Many stereoselective peptide catalysts have been established. They consist, like nature's catalysts, of amino acids but have significantly lower molecular weights than enzymes. Whereas enzymes operate with exquisite chemoselectivity in complex biological environments, peptide catalysts are used in pure organic solvents and at higher concentrations. Can a peptide catalyst exhibit chemoselectivity reminiscent of enzymes? Here, we investigated the properties of tripeptide catalysts in complex mixtures in hydrophobic and aqueous solvents. We challenged the catalysts with biomolecules bearing functional groups that could interfere by coordination or reaction with the peptide, the substrates, or intermediates. H-dPro-αMePro-Glu-NHC12H15 emerged through tailoring of the trans/cis ratio of the tertiary amide as a conformationally well-defined tripeptide that catalyzes C-C bond formations with high reactivity and stereoselectivity - regardless of the solvent and compound composition. The chemoselectivity of the tripeptide is so high that it even catalyzes reactions in cell lysates. The findings provoke the question of the potential role of peptide catalysis in nature and during the evolution of enzymes. This journal is © The Royal Society of Chemistry.

Introduction

During the past two decades, peptides have been recognized as potent catalysts for different reactions.[1,2] Several of these peptide catalysts feature exquisite levels of stereoselectivity and reactivity. Since they consist, like nature's catalysts, of amino acids but are significantly smaller, peptide catalysts can be viewed as “mini-enzymes”. Yet, whereas enzymes catalyze reactions in aqueous media, most peptidic catalysts operate in organic solvents.‡[1-13] A further marked difference is the environment in which catalysis takes place. Enzymes work in highly complex cellular environments – reaction media that require exceptional chemoselectivity – while peptide catalysts are used in well-defined environments consisting only of substrates and products in pure solvents. Moreover, enzymes operate at significantly lower concentrations than peptide catalysts. We became intrigued by the question of whether a peptide catalyst can have a chemoselectivity reminiscent of enzymes. Can stereoselective peptide catalysis occur in water in the presence of compounds abundant in nature, in complex compound mixtures, and possibly even in cell lysates?

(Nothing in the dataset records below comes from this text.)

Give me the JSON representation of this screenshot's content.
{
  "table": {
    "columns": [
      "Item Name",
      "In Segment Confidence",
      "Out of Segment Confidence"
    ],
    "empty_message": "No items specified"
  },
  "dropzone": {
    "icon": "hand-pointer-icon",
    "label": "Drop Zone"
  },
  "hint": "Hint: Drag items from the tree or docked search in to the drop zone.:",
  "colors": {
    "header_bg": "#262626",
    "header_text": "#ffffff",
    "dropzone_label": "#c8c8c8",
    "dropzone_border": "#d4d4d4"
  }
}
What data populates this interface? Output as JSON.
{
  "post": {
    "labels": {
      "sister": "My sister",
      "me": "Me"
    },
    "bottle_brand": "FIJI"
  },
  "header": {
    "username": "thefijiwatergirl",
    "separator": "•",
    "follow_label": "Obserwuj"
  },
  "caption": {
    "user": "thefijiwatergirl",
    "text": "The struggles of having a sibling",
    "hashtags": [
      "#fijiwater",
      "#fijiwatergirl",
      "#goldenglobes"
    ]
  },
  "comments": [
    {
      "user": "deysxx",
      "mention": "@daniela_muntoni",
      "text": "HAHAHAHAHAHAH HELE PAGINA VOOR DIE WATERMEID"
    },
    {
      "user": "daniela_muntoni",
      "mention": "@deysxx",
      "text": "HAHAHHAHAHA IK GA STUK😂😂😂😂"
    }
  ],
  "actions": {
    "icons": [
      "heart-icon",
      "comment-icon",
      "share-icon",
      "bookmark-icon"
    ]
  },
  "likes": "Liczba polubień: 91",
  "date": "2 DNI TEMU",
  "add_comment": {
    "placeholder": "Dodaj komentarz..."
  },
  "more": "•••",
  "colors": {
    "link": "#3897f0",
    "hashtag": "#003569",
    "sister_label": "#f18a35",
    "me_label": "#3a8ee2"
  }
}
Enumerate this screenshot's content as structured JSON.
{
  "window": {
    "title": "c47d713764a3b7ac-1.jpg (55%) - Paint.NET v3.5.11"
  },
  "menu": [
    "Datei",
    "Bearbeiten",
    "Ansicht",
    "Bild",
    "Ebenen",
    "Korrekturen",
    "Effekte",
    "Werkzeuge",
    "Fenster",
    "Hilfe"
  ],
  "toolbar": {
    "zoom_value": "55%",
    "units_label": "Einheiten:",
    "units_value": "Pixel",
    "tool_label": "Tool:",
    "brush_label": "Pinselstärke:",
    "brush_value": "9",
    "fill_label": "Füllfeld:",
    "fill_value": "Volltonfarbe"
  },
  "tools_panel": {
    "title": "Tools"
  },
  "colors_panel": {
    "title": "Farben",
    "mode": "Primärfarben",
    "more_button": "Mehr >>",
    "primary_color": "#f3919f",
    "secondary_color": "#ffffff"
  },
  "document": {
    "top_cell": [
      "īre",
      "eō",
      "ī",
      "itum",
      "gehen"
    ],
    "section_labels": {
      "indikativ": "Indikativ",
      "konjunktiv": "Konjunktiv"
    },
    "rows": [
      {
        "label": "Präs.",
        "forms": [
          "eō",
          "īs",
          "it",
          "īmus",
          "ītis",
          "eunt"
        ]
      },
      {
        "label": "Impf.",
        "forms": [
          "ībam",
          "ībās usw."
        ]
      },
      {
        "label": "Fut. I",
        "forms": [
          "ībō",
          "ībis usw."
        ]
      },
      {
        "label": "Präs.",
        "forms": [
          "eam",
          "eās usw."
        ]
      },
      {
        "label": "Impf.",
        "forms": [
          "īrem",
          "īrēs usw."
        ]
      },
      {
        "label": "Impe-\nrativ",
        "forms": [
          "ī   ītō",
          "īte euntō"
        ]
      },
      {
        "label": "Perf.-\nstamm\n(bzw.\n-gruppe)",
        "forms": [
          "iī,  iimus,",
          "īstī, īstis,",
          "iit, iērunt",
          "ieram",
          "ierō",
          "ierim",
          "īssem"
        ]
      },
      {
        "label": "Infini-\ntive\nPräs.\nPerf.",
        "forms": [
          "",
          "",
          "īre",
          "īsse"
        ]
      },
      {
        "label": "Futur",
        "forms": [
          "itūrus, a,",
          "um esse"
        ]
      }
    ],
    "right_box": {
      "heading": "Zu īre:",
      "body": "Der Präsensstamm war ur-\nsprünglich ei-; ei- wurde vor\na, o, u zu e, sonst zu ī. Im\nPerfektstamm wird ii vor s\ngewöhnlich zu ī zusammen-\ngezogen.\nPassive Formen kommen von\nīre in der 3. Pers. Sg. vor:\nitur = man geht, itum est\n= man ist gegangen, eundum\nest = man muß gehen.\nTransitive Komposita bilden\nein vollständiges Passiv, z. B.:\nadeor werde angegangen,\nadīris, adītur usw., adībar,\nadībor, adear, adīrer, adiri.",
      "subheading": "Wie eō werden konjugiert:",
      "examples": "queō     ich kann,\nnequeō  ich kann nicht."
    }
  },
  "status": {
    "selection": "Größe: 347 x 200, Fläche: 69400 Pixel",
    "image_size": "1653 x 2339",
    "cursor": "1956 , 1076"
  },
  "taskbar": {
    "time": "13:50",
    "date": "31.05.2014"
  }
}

For examples of peptide catalysis in water, or in mixtures of an organic solvent and water, see ref. 3–13.

Herein, we show that the peptide H-dPro-αMePro-Glu-NHC12H15 is so chemoselective that it catalyzes C–C bond formation reactions between aldehydes and nitroolefins with exquisite stereoselectivity in complex mixtures, including cell lysates. Key to the performance of this peptide is the αMePro residue that ensures a high trans/cis ratio of the tertiary amide bond regardless of the solvent and compound composition.

Results & discussion

Peptide catalysis in water in the presence of biomolecules

We used the alkylated tripeptide H-dPro-Pro-Glu-NHC12H151 as a starting point for our studies (Fig. 1). This peptide is a stereoselective catalyst for the conjugate addition reaction of aldehydes to nitroolefins in water and organic solvents.[13,14] The catalytic reaction proceeds via the formation of an enamine intermediate between the peptide and the aldehyde followed by a C–C bond formation with the nitroolefin.[15-18] Essential for the catalytic efficiency of 1 is a high trans/cis ratio of the dPro-Pro amide bond[19] and the CO2H group of glutamate as an intramolecular proton donor.[14] In water, the alkyl chain facilitates the formation of an emulsion and thus the solubility of the otherwise water-insoluble substrates.[13]

Fig. 1

Peptide catalyst 1.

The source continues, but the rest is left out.